The Flatiron Building, the wedge-shaped landmark that anchors Madison Square Park, has officially turned a new page. For the first time in its 124-year history, the triangular tower's upper floors have been reworked into private residences, with long-vacant offices giving way to high-end apartments. The shift caps years of scaffolding, ownership fights and renovation work that followed the departure of the building’s last major tenant in 2019.

Local cameras have already been inside for an early look. According to CBS News New York, the building is now "opening its doors to residents," and the station's video shows finished rooms that mix the tower's historic terracotta details with sleek, contemporary kitchens and baths.

From court auction drama to a residential reboot

The conversion traces back to a chaotic, court-ordered auction in 2023 and a subsequent ownership shakeup that cleared the way for a residential plan. As reported by The New York Times, the Brodsky Organization later bought into the deal and pushed to retool the 22-story Fuller/Flatiron structure into homes, setting off the approvals and filings that followed.

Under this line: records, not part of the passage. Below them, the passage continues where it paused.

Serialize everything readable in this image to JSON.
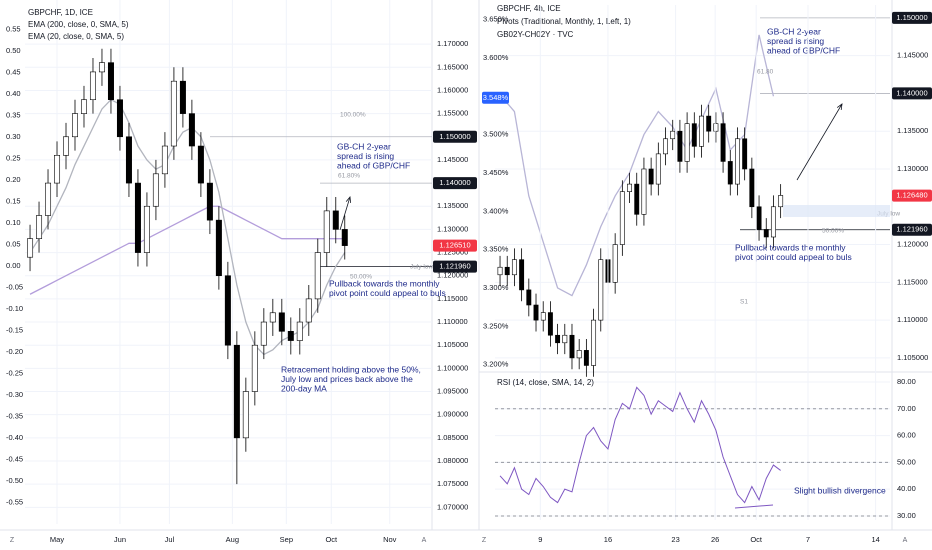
{
  "toolbar": [
    "Z",
    "A",
    "Z",
    "A"
  ],
  "chart_data": [
    {
      "type": "candlestick",
      "title": "GBPCHF, 1D, ICE",
      "up_color": "#ffffff",
      "down_color": "#000000",
      "open": [
        1.124,
        1.128,
        1.133,
        1.14,
        1.146,
        1.15,
        1.155,
        1.158,
        1.164,
        1.166,
        1.158,
        1.15,
        1.14,
        1.125,
        1.135,
        1.142,
        1.148,
        1.162,
        1.155,
        1.148,
        1.14,
        1.132,
        1.12,
        1.105,
        1.085,
        1.095,
        1.105,
        1.11,
        1.112,
        1.108,
        1.106,
        1.11,
        1.115,
        1.125,
        1.134,
        1.13
      ],
      "high": [
        1.131,
        1.136,
        1.143,
        1.149,
        1.153,
        1.158,
        1.161,
        1.167,
        1.169,
        1.169,
        1.161,
        1.153,
        1.143,
        1.138,
        1.145,
        1.151,
        1.165,
        1.165,
        1.158,
        1.151,
        1.143,
        1.135,
        1.123,
        1.108,
        1.098,
        1.108,
        1.113,
        1.115,
        1.115,
        1.111,
        1.113,
        1.118,
        1.128,
        1.137,
        1.137,
        1.133
      ],
      "low": [
        1.121,
        1.125,
        1.13,
        1.137,
        1.143,
        1.147,
        1.152,
        1.155,
        1.161,
        1.155,
        1.147,
        1.137,
        1.122,
        1.122,
        1.132,
        1.139,
        1.145,
        1.152,
        1.145,
        1.137,
        1.129,
        1.117,
        1.102,
        1.075,
        1.082,
        1.092,
        1.102,
        1.107,
        1.105,
        1.103,
        1.103,
        1.107,
        1.112,
        1.122,
        1.127,
        1.1235
      ],
      "close": [
        1.128,
        1.133,
        1.14,
        1.146,
        1.15,
        1.155,
        1.158,
        1.164,
        1.166,
        1.158,
        1.15,
        1.14,
        1.125,
        1.135,
        1.142,
        1.148,
        1.162,
        1.155,
        1.148,
        1.14,
        1.132,
        1.12,
        1.105,
        1.085,
        1.095,
        1.105,
        1.11,
        1.112,
        1.108,
        1.106,
        1.11,
        1.115,
        1.125,
        1.134,
        1.13,
        1.1265
      ],
      "series": [
        {
          "name": "EMA (200, close, 0, SMA, 5)",
          "color": "#b39ddb",
          "values": [
            1.116,
            1.117,
            1.118,
            1.119,
            1.12,
            1.121,
            1.122,
            1.123,
            1.124,
            1.125,
            1.126,
            1.127,
            1.127,
            1.128,
            1.129,
            1.13,
            1.131,
            1.132,
            1.133,
            1.134,
            1.135,
            1.135,
            1.134,
            1.133,
            1.132,
            1.131,
            1.13,
            1.129,
            1.128,
            1.128,
            1.128,
            1.128,
            1.128,
            1.128,
            1.128,
            1.128
          ]
        },
        {
          "name": "EMA (20, close, 0, SMA, 5)",
          "color": "#b2b5be",
          "values": [
            1.125,
            1.128,
            1.131,
            1.135,
            1.139,
            1.144,
            1.148,
            1.152,
            1.156,
            1.158,
            1.157,
            1.153,
            1.148,
            1.145,
            1.143,
            1.144,
            1.148,
            1.151,
            1.152,
            1.15,
            1.145,
            1.138,
            1.128,
            1.118,
            1.11,
            1.105,
            1.103,
            1.104,
            1.106,
            1.107,
            1.108,
            1.11,
            1.113,
            1.118,
            1.122,
            1.125
          ]
        }
      ],
      "xlim": [
        -0.56,
        44.7
      ],
      "xticks": [
        {
          "value": 3,
          "label": "May"
        },
        {
          "value": 10,
          "label": "Jun"
        },
        {
          "value": 15.5,
          "label": "Jul"
        },
        {
          "value": 22.5,
          "label": "Aug"
        },
        {
          "value": 28.5,
          "label": "Sep"
        },
        {
          "value": 33.5,
          "label": "Oct"
        },
        {
          "value": 40,
          "label": "Nov"
        }
      ],
      "ylim": [
        1.0664,
        1.1778
      ],
      "yticks": [
        {
          "value": 1.07,
          "label": "1.070000"
        },
        {
          "value": 1.075,
          "label": "1.075000"
        },
        {
          "value": 1.08,
          "label": "1.080000"
        },
        {
          "value": 1.085,
          "label": "1.085000"
        },
        {
          "value": 1.09,
          "label": "1.090000"
        },
        {
          "value": 1.095,
          "label": "1.095000"
        },
        {
          "value": 1.1,
          "label": "1.100000"
        },
        {
          "value": 1.105,
          "label": "1.105000"
        },
        {
          "value": 1.11,
          "label": "1.110000"
        },
        {
          "value": 1.115,
          "label": "1.115000"
        },
        {
          "value": 1.12,
          "label": "1.120000"
        },
        {
          "value": 1.125,
          "label": "1.125000"
        },
        {
          "value": 1.13,
          "label": "1.130000"
        },
        {
          "value": 1.135,
          "label": "1.135000"
        },
        {
          "value": 1.145,
          "label": "1.145000"
        },
        {
          "value": 1.155,
          "label": "1.155000"
        },
        {
          "value": 1.16,
          "label": "1.160000"
        },
        {
          "value": 1.165,
          "label": "1.165000"
        },
        {
          "value": 1.17,
          "label": "1.170000"
        }
      ],
      "y2lim": [
        -0.6,
        0.6
      ],
      "y2ticks": [
        {
          "value": 0.55,
          "label": "0.55"
        },
        {
          "value": 0.5,
          "label": "0.50"
        },
        {
          "value": 0.45,
          "label": "0.45"
        },
        {
          "value": 0.4,
          "label": "0.40"
        },
        {
          "value": 0.35,
          "label": "0.35"
        },
        {
          "value": 0.3,
          "label": "0.30"
        },
        {
          "value": 0.25,
          "label": "0.25"
        },
        {
          "value": 0.2,
          "label": "0.20"
        },
        {
          "value": 0.15,
          "label": "0.15"
        },
        {
          "value": 0.1,
          "label": "0.10"
        },
        {
          "value": 0.05,
          "label": "0.05"
        },
        {
          "value": 0,
          "label": "0.00"
        },
        {
          "value": -0.05,
          "label": "-0.05"
        },
        {
          "value": -0.1,
          "label": "-0.10"
        },
        {
          "value": -0.15,
          "label": "-0.15"
        },
        {
          "value": -0.2,
          "label": "-0.20"
        },
        {
          "value": -0.25,
          "label": "-0.25"
        },
        {
          "value": -0.3,
          "label": "-0.30"
        },
        {
          "value": -0.35,
          "label": "-0.35"
        },
        {
          "value": -0.4,
          "label": "-0.40"
        },
        {
          "value": -0.45,
          "label": "-0.45"
        },
        {
          "value": -0.5,
          "label": "-0.50"
        },
        {
          "value": -0.55,
          "label": "-0.55"
        }
      ],
      "price_tags": [
        {
          "value": 1.15,
          "label": "1.150000",
          "color": "#131722"
        },
        {
          "value": 1.14,
          "label": "1.140000",
          "color": "#131722"
        },
        {
          "value": 1.12651,
          "label": "1.126510",
          "color": "#f23645"
        },
        {
          "value": 1.12196,
          "label": "1.121960",
          "color": "#131722"
        }
      ],
      "annotations": [
        [
          "GB-CH 2-year",
          "spread is rising",
          "ahead of GBP/CHF"
        ],
        [
          "Pullback towards the monthly",
          "pivot point could appeal to buls"
        ],
        [
          "Retracement holding above the 50%,",
          "July low and prices back above the",
          "200-day MA"
        ]
      ],
      "fib_labels": [
        "100.00%",
        "61.80%",
        "50.00%",
        "July low"
      ]
    },
    {
      "type": "candlestick",
      "title": "GBPCHF, 4h, ICE",
      "subtitles": [
        "Pivots (Traditional, Monthly, 1, Left, 1)",
        "GB02Y-CH02Y · TVC"
      ],
      "up_color": "#ffffff",
      "down_color": "#000000",
      "open": [
        1.116,
        1.117,
        1.116,
        1.118,
        1.114,
        1.112,
        1.11,
        1.111,
        1.108,
        1.107,
        1.108,
        1.105,
        1.106,
        1.104,
        1.11,
        1.118,
        1.115,
        1.12,
        1.127,
        1.128,
        1.124,
        1.13,
        1.128,
        1.132,
        1.134,
        1.135,
        1.131,
        1.136,
        1.133,
        1.137,
        1.135,
        1.136,
        1.131,
        1.128,
        1.134,
        1.13,
        1.125,
        1.122,
        1.121,
        1.125
      ],
      "high": [
        1.1185,
        1.1185,
        1.1195,
        1.1195,
        1.1155,
        1.1135,
        1.1125,
        1.1125,
        1.1095,
        1.1095,
        1.1095,
        1.1075,
        1.1075,
        1.1115,
        1.1195,
        1.1195,
        1.1215,
        1.1285,
        1.1295,
        1.1295,
        1.1315,
        1.1315,
        1.1335,
        1.1355,
        1.1365,
        1.1365,
        1.1375,
        1.1375,
        1.1385,
        1.1385,
        1.1375,
        1.1375,
        1.1325,
        1.1355,
        1.1355,
        1.1315,
        1.1265,
        1.1235,
        1.1265,
        1.128
      ],
      "low": [
        1.1145,
        1.1145,
        1.1145,
        1.1125,
        1.1105,
        1.1085,
        1.1085,
        1.1065,
        1.1055,
        1.1055,
        1.1035,
        1.1035,
        1.1025,
        1.1025,
        1.1085,
        1.1135,
        1.1135,
        1.1185,
        1.1255,
        1.1225,
        1.1225,
        1.1265,
        1.1265,
        1.1305,
        1.1325,
        1.1295,
        1.1295,
        1.1315,
        1.1315,
        1.1335,
        1.1335,
        1.1295,
        1.1265,
        1.1265,
        1.1285,
        1.1235,
        1.1205,
        1.1195,
        1.1195,
        1.1235
      ],
      "close": [
        1.117,
        1.116,
        1.118,
        1.114,
        1.112,
        1.11,
        1.111,
        1.108,
        1.107,
        1.108,
        1.105,
        1.106,
        1.104,
        1.11,
        1.118,
        1.115,
        1.12,
        1.127,
        1.128,
        1.124,
        1.13,
        1.128,
        1.132,
        1.134,
        1.135,
        1.131,
        1.136,
        1.133,
        1.137,
        1.135,
        1.136,
        1.131,
        1.128,
        1.134,
        1.13,
        1.125,
        1.122,
        1.121,
        1.125,
        1.1265
      ],
      "series": [
        {
          "color": "#b8b5d6",
          "axis": "y2",
          "x": [
            0,
            2,
            4,
            6,
            8,
            10,
            12,
            14,
            16,
            18,
            20,
            22,
            24,
            26,
            28,
            30,
            32,
            34,
            36,
            38
          ],
          "values": [
            3.552,
            3.53,
            3.42,
            3.36,
            3.3,
            3.29,
            3.33,
            3.38,
            3.42,
            3.45,
            3.5,
            3.53,
            3.51,
            3.48,
            3.52,
            3.56,
            3.48,
            3.5,
            3.63,
            3.55
          ]
        }
      ],
      "xlim": [
        -0.7,
        54.2
      ],
      "ylim": [
        1.1034,
        1.1517
      ],
      "yticks": [
        {
          "value": 1.105,
          "label": "1.105000"
        },
        {
          "value": 1.11,
          "label": "1.110000"
        },
        {
          "value": 1.115,
          "label": "1.115000"
        },
        {
          "value": 1.12,
          "label": "1.120000"
        },
        {
          "value": 1.13,
          "label": "1.130000"
        },
        {
          "value": 1.135,
          "label": "1.135000"
        },
        {
          "value": 1.145,
          "label": "1.145000"
        }
      ],
      "y2lim": [
        3.193,
        3.669
      ],
      "y2ticks": [
        {
          "value": 3.2,
          "label": "3.200%"
        },
        {
          "value": 3.25,
          "label": "3.250%"
        },
        {
          "value": 3.3,
          "label": "3.300%"
        },
        {
          "value": 3.35,
          "label": "3.350%"
        },
        {
          "value": 3.4,
          "label": "3.400%"
        },
        {
          "value": 3.45,
          "label": "3.450%"
        },
        {
          "value": 3.5,
          "label": "3.500%"
        },
        {
          "value": 3.6,
          "label": "3.600%"
        },
        {
          "value": 3.65,
          "label": "3.650%"
        }
      ],
      "price_tags": [
        {
          "value": 1.15,
          "label": "1.150000",
          "color": "#131722"
        },
        {
          "value": 1.14,
          "label": "1.140000",
          "color": "#131722"
        },
        {
          "value": 1.12648,
          "label": "1.126480",
          "color": "#f23645"
        },
        {
          "value": 1.12196,
          "label": "1.121960",
          "color": "#131722"
        }
      ],
      "y2_tags": [
        {
          "value": 3.548,
          "label": "3.548%",
          "color": "#2962ff"
        }
      ],
      "annotations": [
        [
          "GB-CH 2-year",
          "spread is rising",
          "ahead of GBP/CHF"
        ],
        [
          "Pullback towards the monthly",
          "pivot point could appeal to buls"
        ]
      ],
      "fib_labels": [
        "61.80",
        "50.00%",
        "S1",
        "July low"
      ]
    },
    {
      "type": "line",
      "title": "RSI (14, close, SMA, 14, 2)",
      "series": [
        {
          "color": "#7e57c2",
          "values": [
            45,
            42,
            48,
            40,
            38,
            44,
            41,
            37,
            35,
            40,
            39,
            50,
            60,
            63,
            58,
            55,
            66,
            72,
            70,
            78,
            75,
            68,
            73,
            71,
            69,
            76,
            70,
            65,
            73,
            68,
            62,
            52,
            45,
            38,
            35,
            41,
            36,
            44,
            49,
            47
          ]
        }
      ],
      "xlim": [
        -0.7,
        54.2
      ],
      "xticks": [
        {
          "value": 5.6,
          "label": "9"
        },
        {
          "value": 15,
          "label": "16"
        },
        {
          "value": 24.4,
          "label": "23"
        },
        {
          "value": 29.9,
          "label": "26"
        },
        {
          "value": 35.6,
          "label": "Oct"
        },
        {
          "value": 42.8,
          "label": "7"
        },
        {
          "value": 52.2,
          "label": "14"
        }
      ],
      "ylim": [
        28.5,
        82.6
      ],
      "yticks": [
        {
          "value": 30,
          "label": "30.00"
        },
        {
          "value": 40,
          "label": "40.00"
        },
        {
          "value": 50,
          "label": "50.00"
        },
        {
          "value": 60,
          "label": "60.00"
        },
        {
          "value": 70,
          "label": "70.00"
        },
        {
          "value": 80,
          "label": "80.00"
        }
      ],
      "levels": [
        70,
        50,
        30
      ],
      "annotations": [
        [
          "Slight bullish divergence"
        ]
      ]
    }
  ]
}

Units, pricing and the offering plan

Early coverage of the project laid out a wide range of possible layouts, with some reports pegging the conversion at up to 60 units. An offering plan made public in 2025, however, lists 38 residences with layouts that take advantage of the building’s narrow prow. The plan and released floor plans show pricing that starts around $10.95 million and stretches toward $50 million for the largest units, per 6sqft.

Financing, design and preservation

Developers secured the conversion with institutional financing, closing a reported $357 million construction loan from Tyko Capital to underwrite the work. Commercial Observer covered the financing, while international and design press note that Studio Sofield led the interiors and the Landmarks Preservation Commission signed off on a new exterior lighting scheme as part of the restoration. Those preservation steps were central to keeping the building’s historic facade intact while more than 1,000 windows were replaced and terracotta elements were painstakingly repaired.

A new chapter for the Flatiron District

The Flatiron conversion is part of a broader wave of office-to-residential projects across the city as owners respond to shifting demand for office space and a steady appetite for well-located housing. Local real-estate coverage points to the project as both a preservation success story and a high-profile example of how developers are reusing landmark buildings to add luxury housing to Manhattan's inventory. CityRealty notes that the conversion fits into a run of similar adaptive-reuse efforts in recent years.

Sales and marketing for the building are being handled by a major New York brokerage, and units are in various stages of release. The transformation turns a globally familiar silhouette into some of the most expensive and architecturally distinct product on the Manhattan market, with Flatiron's new residents literally living inside one of the city's most photographed pieces of history.